Diego se viu só no mundo vendo o tempo passar, não se preocupando mais em
arranjar nova companheira, preferiu a solidão, aquela mesma solidão que sentira
há cincoenta anos atrás quando de sua chegada na cidade onde resolveu se
estabelecer.
O tempo
passado o fazia refletir, lembrava do tempo da sua mocidade, da sua cidade
natal, a qual não mais tinha visitado, desde que saiu de lá aos 22 anos de
idade. Sentiu nova saudade agora que estava novamente só, sentiu o desejo de
rever aquele lugarejo pobre, sem desenvolvimento, que abandonara na juventude.
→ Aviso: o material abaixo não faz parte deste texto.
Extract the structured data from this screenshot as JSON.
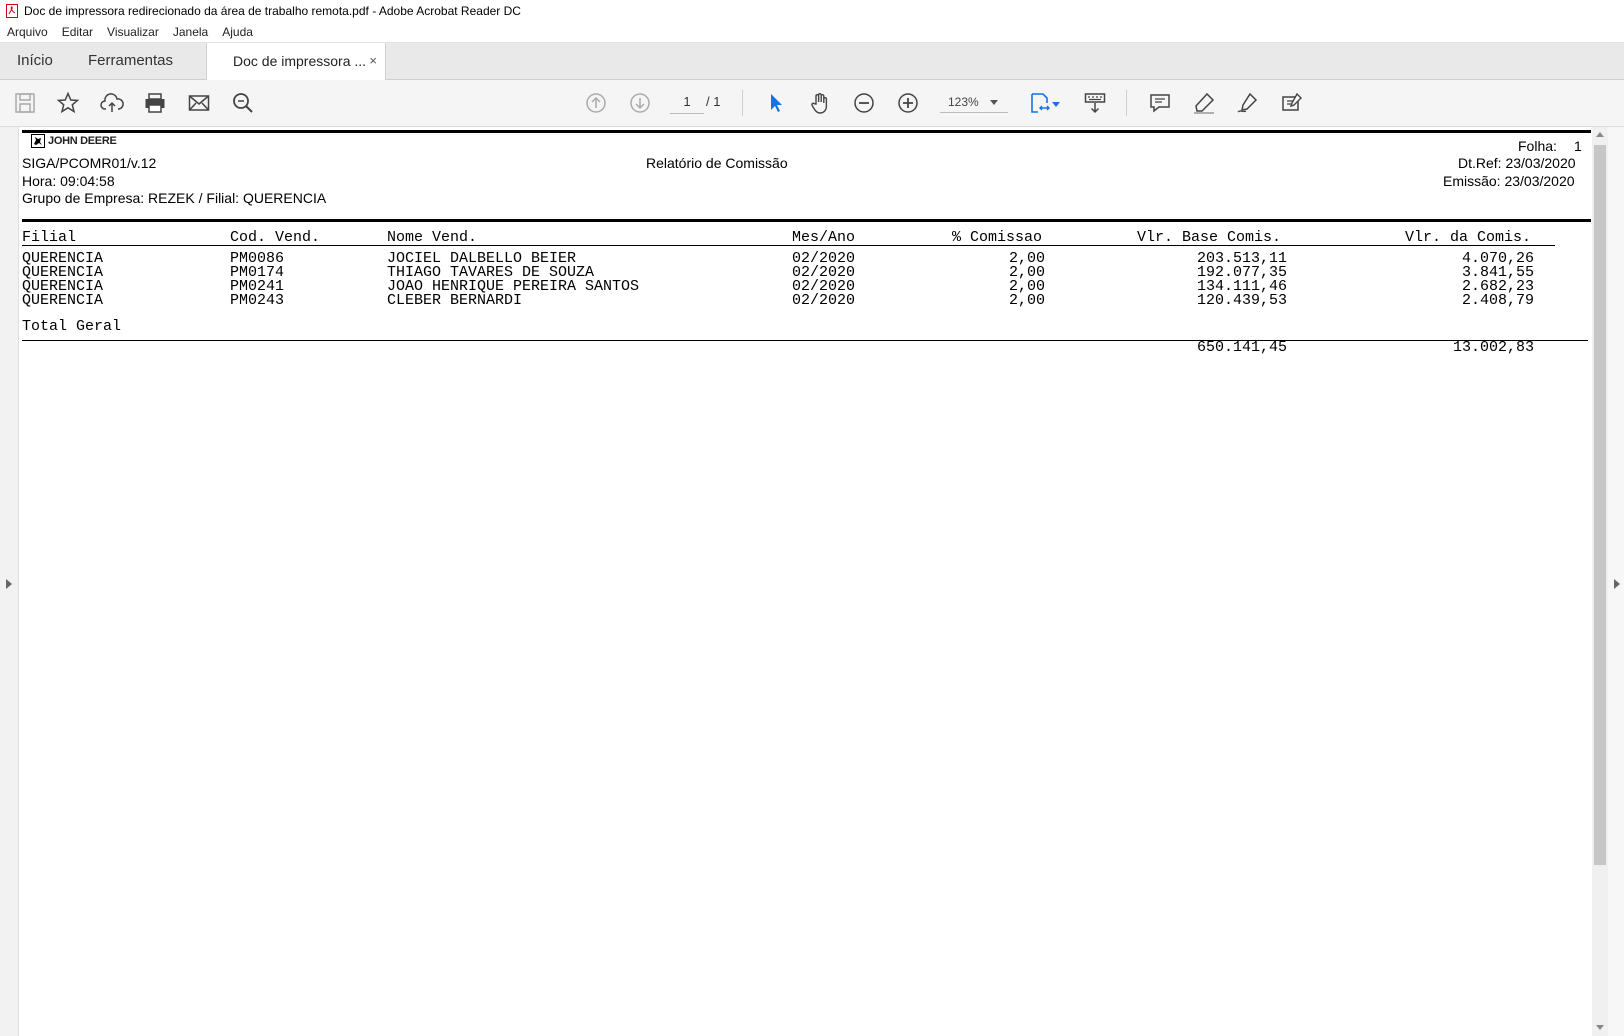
{
  "window": {
    "title": "Doc de impressora redirecionado da área de trabalho remota.pdf - Adobe Acrobat Reader DC"
  },
  "menu": [
    "Arquivo",
    "Editar",
    "Visualizar",
    "Janela",
    "Ajuda"
  ],
  "tabs": {
    "home": "Início",
    "tools": "Ferramentas",
    "document": "Doc de impressora ...",
    "close": "×"
  },
  "toolbar": {
    "page_current": "1",
    "page_total": "/ 1",
    "zoom": "123%"
  },
  "report": {
    "logo_text": "JOHN DEERE",
    "folha_label": "Folha:",
    "folha_value": "1",
    "program": "SIGA/PCOMR01/v.12",
    "title": "Relatório de Comissão",
    "dtref": "Dt.Ref: 23/03/2020",
    "hora": "Hora: 09:04:58",
    "emissao": "Emissão: 23/03/2020",
    "grupo": "Grupo de Empresa: REZEK / Filial: QUERENCIA",
    "columns": [
      "Filial",
      "Cod. Vend.",
      "Nome Vend.",
      "Mes/Ano",
      "% Comissao",
      "Vlr. Base Comis.",
      "Vlr. da Comis."
    ],
    "rows": [
      [
        "QUERENCIA",
        "PM0086",
        "JOCIEL DALBELLO BEIER",
        "02/2020",
        "2,00",
        "203.513,11",
        "4.070,26"
      ],
      [
        "QUERENCIA",
        "PM0174",
        "THIAGO TAVARES DE SOUZA",
        "02/2020",
        "2,00",
        "192.077,35",
        "3.841,55"
      ],
      [
        "QUERENCIA",
        "PM0241",
        "JOAO HENRIQUE PEREIRA SANTOS",
        "02/2020",
        "2,00",
        "134.111,46",
        "2.682,23"
      ],
      [
        "QUERENCIA",
        "PM0243",
        "CLEBER BERNARDI",
        "02/2020",
        "2,00",
        "120.439,53",
        "2.408,79"
      ]
    ],
    "total_label": "Total Geral",
    "total_base": "650.141,45",
    "total_comis": "13.002,83"
  }
}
Queria estar lá, ver como estava, se ainda existiam pessoas do seu relacionamento,
queria ver a velha casa de taipa onde residira. Resolveu ir até lá, matar essa
vontade incontrolável que sentia, viajando no dia seguinte, já que não tinha
mais nenhum compromisso com o trabalho e os filhos tinham suas próprias vidas.
Chegou no
início de uma tarde quente, desceu do ônibus e começou a caminhar pela cidade,
agora com ruas pavimentadas. Seu único desejo era rever velhos amigos e
conhecidos e seu olhar se fixou em todos os limites da cidadezinha que foi o
seu berço e viu a figura de dona Alzira se aproximando, sorridente, essa velha
senhora encarregada de cuidar da sua casa, ajudando a mãe quando ele era um
menino. Ao lado dela vinha seu Adamastor, o dono da mercearia onde comprava
gêneros alimentícios fiado, sendo o valor anotado numa caderneta. Sentado em um
banquinho de madeira estava seu Nestor, pitando o velho cachimbo e dando boas
baforadas, coisa que Diego estava cansado de ver. Dois grandes amigos seus o
surpreendeu por trás querendo abraçá-lo, deixando-o contente com essa visão.
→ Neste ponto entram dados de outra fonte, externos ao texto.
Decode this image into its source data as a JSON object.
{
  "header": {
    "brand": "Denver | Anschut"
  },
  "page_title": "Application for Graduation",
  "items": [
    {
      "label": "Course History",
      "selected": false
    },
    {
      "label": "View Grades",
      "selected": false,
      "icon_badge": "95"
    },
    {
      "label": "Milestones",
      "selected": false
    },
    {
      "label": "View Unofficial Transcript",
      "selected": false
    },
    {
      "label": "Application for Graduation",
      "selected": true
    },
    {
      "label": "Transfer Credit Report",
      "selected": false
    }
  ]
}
Seguiu até a antiga casa onde viveu como menino obediente, observando pela
janela o seu interior, percebendo que ali estavam os mesmos móveis dos seus pais,
o retrato do casal pendurado na parede. Na cozinha ainda existia a velha jarra
onde tomava água fresca para matar a sede quando voltava da pelada no campinho
de barro situado nas proximidades. Diego avistou a antiga escolinha particular
onde aprendeu as primeiras letras e no portão lá estava dona Rosalva, a
professora com aquele mesmo corpo magrinho, sorrindo como se estivesse convidando-o
para abraçá-la. Ele se comoveu e deixou escapar algumas lágrimas de remorso
quando se lembrou que a enganava, fingindo que estava doente para poder gazear
aula e ir bater bola com os amigos, entre eles o Paulo, o mais sapeca, que
nesse momento passava correndo e o cumprimentava rapidamente.
Nada disso
Diego vivenciou, foi apenas a sua fértil mente que o fez “ver” todos esses
fatos. Na verdade ele estava decepcionado com o que vira, com o que o progresso
fez com a sua cidadezinha natal. A velha residência não mais existia, pois por
ali passou uma estrada, dona Alzira não era mais viva, seu Adamastor deixara a
cidade e a notícia que teve foi de que também já era falecido. Seu Nestor, de
tanto fumar cachimbo, fora acometido de uma doença no pulmão e passou anos entre
internações no hospital público da cidade e o sofrimento na solidão de sua
antiga casa, batendo as botas em seguida. Seus antigos amigos não mais residiam
ali e não teve notícias deles, nem do sapeca Paulo que era muito conhecido.
Diego se viu só mais uma vez, chegou até a chorar quando passou em frente ao
prédio onde funcionava a escola e soube que dona Rosalva, a velha professora,
havia se aposentado, vindo a falecer anos depois. A antiga escola agora era um
prédio destruído e abandonado, com muito mato ao redor.
Diego
voltou triste para a cidade grande, agora a sua cidade, onde conheceu a nova
vida, onde ele constituiu a sua família, onde deve viver o resto dos seus dias,
agora que já completou 75 anos.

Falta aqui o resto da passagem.